Aun así, cada vez que venía a casa, mi mamá encontraba una excusa para humillarlo: «¿Por qué no estudias algo mejor?», «¿Y tus papás qué hacen?», «Seguro ni sabes cocinar». Yo trataba de mediar, pero terminaba llorando en mi cuarto mientras escuchaba sus gritos desde la sala.
Un día, después de una pelea especialmente dura, Julián me abrazó en la esquina del parque y me dijo:
—Mariana, yo te amo, pero no puedo seguir viendo cómo sufres por mí. Si quieres que me aleje…
—No digas eso —le respondí entre lágrimas—. Eres lo mejor que me ha pasado.
Pero el miedo me carcomía por dentro. ¿Y si mi mamá tenía razón? ¿Y si estaba repitiendo su historia sin darme cuenta?
Las cosas empeoraron cuando Julián me pidió matrimonio. Me dio un anillo sencillo, comprado con meses de ahorros. Yo dije sí sin dudarlo, pero cuando se lo conté a mi mamá, ella rompió en llanto y me dijo que si me casaba con él, me olvidara de ella.
—¿Eso quieres? ¿Verme sola otra vez? —me gritó—. ¡Después de todo lo que he hecho por ti!
Me sentí atrapada entre dos amores imposibles: el de mi madre y el de Julián. Empecé a faltar a clases, a encerrarme en mi cuarto, a evitar las llamadas de mis amigas. Mi mamá intentó convencerme de salir con otros chicos: «Mira a Rodrigo, el hijo del doctor; él sí te puede dar una buena vida». Pero yo solo pensaba en Julián.
Una noche escuché a mi mamá llorar en la cocina.
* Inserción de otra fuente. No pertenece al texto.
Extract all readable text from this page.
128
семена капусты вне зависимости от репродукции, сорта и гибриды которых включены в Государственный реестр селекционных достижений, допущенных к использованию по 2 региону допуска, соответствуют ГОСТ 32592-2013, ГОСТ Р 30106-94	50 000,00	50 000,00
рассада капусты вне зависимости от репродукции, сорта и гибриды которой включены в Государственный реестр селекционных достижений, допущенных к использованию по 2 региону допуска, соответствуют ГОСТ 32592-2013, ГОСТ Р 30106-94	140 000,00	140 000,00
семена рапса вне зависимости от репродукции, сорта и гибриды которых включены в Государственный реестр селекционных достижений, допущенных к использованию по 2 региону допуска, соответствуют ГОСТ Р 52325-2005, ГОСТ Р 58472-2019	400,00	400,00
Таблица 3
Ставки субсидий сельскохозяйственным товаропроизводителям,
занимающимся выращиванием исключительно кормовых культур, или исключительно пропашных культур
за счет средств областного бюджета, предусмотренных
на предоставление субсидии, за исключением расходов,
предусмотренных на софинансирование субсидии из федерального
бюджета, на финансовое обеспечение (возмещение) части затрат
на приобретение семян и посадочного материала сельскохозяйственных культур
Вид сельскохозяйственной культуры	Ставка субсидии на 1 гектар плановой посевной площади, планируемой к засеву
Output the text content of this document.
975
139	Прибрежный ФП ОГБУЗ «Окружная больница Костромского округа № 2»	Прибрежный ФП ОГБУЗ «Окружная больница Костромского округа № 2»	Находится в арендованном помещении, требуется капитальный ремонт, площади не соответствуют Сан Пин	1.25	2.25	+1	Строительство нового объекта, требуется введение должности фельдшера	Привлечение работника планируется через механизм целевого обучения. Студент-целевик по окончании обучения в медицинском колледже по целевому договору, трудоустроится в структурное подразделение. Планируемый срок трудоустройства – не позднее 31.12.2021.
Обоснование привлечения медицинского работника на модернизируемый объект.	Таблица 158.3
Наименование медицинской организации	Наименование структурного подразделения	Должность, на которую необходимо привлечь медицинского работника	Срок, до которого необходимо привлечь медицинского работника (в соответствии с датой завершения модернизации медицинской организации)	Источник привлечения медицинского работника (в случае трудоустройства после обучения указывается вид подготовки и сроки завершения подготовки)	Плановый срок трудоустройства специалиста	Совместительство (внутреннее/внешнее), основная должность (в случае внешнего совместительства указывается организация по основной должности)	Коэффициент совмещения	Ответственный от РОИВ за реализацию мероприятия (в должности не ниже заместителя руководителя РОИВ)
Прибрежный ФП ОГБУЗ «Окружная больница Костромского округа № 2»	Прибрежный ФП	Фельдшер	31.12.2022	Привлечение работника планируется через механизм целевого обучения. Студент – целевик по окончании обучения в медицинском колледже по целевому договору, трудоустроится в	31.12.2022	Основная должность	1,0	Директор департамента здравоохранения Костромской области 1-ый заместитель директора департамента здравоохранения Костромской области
Me acerqué despacio y la vi con una foto vieja de mi papá entre las manos.
—¿Por qué no puedes confiar en mí? —le pregunté suavemente.
Ella me miró con los ojos rojos y dijo:
—Porque tengo miedo de perderte como lo perdí a él.
En ese momento entendí que su rechazo no era solo por Julián, sino por el terror de quedarse sola otra vez. Me senté a su lado y la abracé fuerte.
—Mamá, yo también tengo miedo —le confesé—. Pero no puedo vivir tu vida ni tus miedos. Tengo que vivir los míos.
Esa noche hablamos hasta el amanecer. No resolvimos todo, pero por primera vez sentí que me escuchaba de verdad.
Hoy sigo luchando por encontrar un equilibrio entre el amor por mi madre y el amor por Julián. No sé si algún día ella lo aceptará completamente, pero sé que debo tomar mis propias decisiones.
A veces me pregunto: ¿cuánto estamos dispuestos a sacrificar por nuestros padres? ¿Hasta dónde llega el amor antes de convertirse en una cadena? ¿Ustedes qué harían en mi lugar?